The ninth rib is one of the three false ribs of the thoracic cage. It is considered a typical rib because it consists of a head with two articular facets, a neck, a tubercle, and a body. It does not have any extra bony features.

The ninth rib is classified as a flat bone and includes the following bony features:

- parts: head, neck, tubercle, body, and costal end;

- surfaces: internal and external surfaces, and superior and inferior borders;

- landmarks: angle, costal groove, crests on the head and neck, and articular facets on the head and tubercle.
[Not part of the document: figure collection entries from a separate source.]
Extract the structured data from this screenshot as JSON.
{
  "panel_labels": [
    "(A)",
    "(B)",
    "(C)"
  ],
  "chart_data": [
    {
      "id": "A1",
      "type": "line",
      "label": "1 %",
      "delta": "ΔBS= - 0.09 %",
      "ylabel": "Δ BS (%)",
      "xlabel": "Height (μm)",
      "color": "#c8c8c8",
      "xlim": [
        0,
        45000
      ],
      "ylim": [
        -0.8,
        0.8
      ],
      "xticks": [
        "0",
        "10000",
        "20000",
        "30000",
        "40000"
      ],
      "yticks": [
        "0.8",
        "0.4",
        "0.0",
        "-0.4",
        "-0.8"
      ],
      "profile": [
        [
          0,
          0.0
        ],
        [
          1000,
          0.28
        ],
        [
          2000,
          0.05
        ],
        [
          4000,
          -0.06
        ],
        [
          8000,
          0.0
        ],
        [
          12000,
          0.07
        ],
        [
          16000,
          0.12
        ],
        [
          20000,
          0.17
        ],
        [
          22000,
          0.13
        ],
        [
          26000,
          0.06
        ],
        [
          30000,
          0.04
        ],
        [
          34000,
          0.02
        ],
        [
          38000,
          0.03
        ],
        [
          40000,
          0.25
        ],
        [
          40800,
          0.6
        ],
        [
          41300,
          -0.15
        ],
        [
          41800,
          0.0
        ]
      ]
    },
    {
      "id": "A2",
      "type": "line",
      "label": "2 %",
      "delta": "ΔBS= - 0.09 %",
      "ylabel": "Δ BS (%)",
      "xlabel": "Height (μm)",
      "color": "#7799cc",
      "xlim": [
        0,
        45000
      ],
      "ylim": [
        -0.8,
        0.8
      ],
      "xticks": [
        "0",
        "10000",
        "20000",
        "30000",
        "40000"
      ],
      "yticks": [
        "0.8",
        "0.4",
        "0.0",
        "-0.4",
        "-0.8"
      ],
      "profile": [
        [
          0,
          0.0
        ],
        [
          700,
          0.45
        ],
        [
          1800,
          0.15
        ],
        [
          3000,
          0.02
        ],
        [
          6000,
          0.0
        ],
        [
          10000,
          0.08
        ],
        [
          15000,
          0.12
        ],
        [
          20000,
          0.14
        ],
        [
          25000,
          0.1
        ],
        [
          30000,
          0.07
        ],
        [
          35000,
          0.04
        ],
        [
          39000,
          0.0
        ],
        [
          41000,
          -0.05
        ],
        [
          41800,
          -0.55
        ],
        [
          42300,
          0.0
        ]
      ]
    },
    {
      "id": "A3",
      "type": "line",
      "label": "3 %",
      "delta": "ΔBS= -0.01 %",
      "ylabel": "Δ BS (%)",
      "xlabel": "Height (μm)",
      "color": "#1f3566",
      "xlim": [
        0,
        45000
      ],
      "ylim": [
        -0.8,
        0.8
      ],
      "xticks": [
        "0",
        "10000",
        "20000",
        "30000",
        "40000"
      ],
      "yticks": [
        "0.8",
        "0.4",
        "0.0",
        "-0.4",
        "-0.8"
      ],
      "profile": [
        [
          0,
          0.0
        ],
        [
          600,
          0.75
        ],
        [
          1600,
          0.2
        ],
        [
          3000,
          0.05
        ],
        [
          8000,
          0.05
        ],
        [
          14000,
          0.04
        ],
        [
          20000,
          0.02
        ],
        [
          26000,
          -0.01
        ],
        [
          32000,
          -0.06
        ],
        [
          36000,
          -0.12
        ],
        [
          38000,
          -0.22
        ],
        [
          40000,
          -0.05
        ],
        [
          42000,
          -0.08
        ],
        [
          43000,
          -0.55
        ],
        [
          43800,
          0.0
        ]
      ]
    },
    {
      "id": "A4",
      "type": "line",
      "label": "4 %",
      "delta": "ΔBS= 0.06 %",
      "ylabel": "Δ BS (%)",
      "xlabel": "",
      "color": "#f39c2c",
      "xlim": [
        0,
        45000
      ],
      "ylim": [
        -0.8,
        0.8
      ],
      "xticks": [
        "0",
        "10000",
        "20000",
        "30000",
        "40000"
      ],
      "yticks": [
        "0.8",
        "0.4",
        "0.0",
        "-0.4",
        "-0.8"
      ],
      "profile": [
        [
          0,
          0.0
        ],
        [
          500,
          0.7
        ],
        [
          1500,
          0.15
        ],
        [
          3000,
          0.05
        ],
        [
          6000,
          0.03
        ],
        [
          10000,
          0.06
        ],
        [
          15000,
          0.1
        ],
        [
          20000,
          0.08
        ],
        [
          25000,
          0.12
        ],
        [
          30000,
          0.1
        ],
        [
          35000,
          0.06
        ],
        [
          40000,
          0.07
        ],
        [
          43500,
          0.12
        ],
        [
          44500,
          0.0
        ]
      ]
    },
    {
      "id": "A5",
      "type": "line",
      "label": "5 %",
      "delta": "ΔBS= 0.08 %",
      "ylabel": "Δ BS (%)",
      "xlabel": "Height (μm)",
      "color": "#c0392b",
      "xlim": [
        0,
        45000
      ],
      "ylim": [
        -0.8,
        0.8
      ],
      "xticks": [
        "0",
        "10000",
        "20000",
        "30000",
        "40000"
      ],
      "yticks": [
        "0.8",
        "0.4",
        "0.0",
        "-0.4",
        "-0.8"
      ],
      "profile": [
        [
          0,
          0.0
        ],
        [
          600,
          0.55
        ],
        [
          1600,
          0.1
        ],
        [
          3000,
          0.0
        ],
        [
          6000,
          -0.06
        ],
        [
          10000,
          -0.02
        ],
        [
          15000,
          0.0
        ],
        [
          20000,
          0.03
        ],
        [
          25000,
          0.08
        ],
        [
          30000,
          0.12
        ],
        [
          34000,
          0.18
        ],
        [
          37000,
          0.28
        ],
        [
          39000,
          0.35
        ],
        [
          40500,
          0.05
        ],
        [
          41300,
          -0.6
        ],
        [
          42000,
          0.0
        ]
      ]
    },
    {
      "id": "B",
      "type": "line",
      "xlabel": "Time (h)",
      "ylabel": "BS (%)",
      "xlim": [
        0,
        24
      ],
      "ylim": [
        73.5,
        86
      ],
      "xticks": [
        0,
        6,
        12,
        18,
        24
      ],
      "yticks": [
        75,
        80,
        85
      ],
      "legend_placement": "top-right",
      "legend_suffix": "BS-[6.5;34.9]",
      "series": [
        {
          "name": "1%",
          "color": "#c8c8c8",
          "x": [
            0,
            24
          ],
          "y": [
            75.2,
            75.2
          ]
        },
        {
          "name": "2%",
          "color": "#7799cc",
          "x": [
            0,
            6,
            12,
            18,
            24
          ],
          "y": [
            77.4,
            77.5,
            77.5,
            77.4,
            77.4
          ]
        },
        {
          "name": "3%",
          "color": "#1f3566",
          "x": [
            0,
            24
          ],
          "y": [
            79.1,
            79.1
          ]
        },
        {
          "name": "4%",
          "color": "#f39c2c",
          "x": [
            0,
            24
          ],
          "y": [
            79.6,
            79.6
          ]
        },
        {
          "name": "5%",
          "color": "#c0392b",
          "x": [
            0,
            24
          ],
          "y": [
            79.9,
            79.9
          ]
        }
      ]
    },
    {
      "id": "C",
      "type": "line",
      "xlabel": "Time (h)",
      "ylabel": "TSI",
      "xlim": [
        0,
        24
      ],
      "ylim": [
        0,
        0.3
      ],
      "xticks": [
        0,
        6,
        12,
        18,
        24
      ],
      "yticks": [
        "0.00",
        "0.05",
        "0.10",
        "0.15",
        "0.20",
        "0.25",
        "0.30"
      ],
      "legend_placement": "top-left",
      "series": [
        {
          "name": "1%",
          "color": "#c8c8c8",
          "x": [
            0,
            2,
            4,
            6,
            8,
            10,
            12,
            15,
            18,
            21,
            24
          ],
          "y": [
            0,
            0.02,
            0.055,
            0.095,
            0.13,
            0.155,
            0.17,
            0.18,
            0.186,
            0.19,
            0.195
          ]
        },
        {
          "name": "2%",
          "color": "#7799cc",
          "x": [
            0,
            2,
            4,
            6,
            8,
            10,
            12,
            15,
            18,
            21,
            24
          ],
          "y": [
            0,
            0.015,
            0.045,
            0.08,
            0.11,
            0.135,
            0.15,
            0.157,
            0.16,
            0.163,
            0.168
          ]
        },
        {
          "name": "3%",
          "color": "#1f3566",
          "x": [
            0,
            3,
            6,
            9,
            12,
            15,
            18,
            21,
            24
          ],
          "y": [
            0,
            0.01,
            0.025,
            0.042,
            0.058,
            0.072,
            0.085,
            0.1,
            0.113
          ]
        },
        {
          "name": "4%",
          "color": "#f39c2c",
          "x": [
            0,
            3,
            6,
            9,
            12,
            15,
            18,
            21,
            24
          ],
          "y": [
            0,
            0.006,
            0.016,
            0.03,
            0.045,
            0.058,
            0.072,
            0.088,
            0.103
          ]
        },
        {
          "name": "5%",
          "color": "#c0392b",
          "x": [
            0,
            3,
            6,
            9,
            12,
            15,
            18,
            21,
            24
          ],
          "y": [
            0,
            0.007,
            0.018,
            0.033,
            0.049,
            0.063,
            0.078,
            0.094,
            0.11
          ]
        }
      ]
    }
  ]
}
More information regarding these and other bony features can be found in the Parts, Surfaces, and Landmarks tabs for this bone.

The ninth rib is located:

- superior to the tenth rib;

- inferior to eighth rib;

- lateral to the ninth costal cartilage and eighth and ninth thoracic vertebrae.

It articulates with the:

- ninth costal cartilage at the ninth costochondral joint;

- eighth and ninth thoracic vertebrae at the ninth costovertebral joint.

Ossification

Ossification of the ninth rib occurs at ossification centers found in the:

- body, which appears in utero during the second month;

- head, which appears during puberty;

- tubercle, which appears during puberty.

The ossification centers for the head and tubercle fuse with the body of the ninth rib within the fourteenth to twentieth years (Cunningham, Scheuer and Black, 2016).

Variations

In some individuals:

- the ninth rib may be fused with adjacent ribs;

- the costal end of the ninth rib may be bifid in appearance (Tubbs, Shoja and Loukas, 2016).

Surface Anatomy

The ninth rib is easily palpated and is located by palpating seven ribs down from the second rib. Counting the seventh to tenth ribs is best done from the lateral aspect of the thoracic cage.

List of Clinical Correlates

- Fracture of ninth rib

- Flail chest

- Asphyxiating thoracic dysplasia/Jeune syndrome

References

Cunningham, C., Scheuer, L. and Black, S. (2016) Developmental Juvenile Osteology. Elsevier Science.

Tubbs, R. S., Shoja, M. M. and Loukas, M. (2016) Bergman's Comprehensive Encyclopedia of Human Anatomic Variation. Wiley.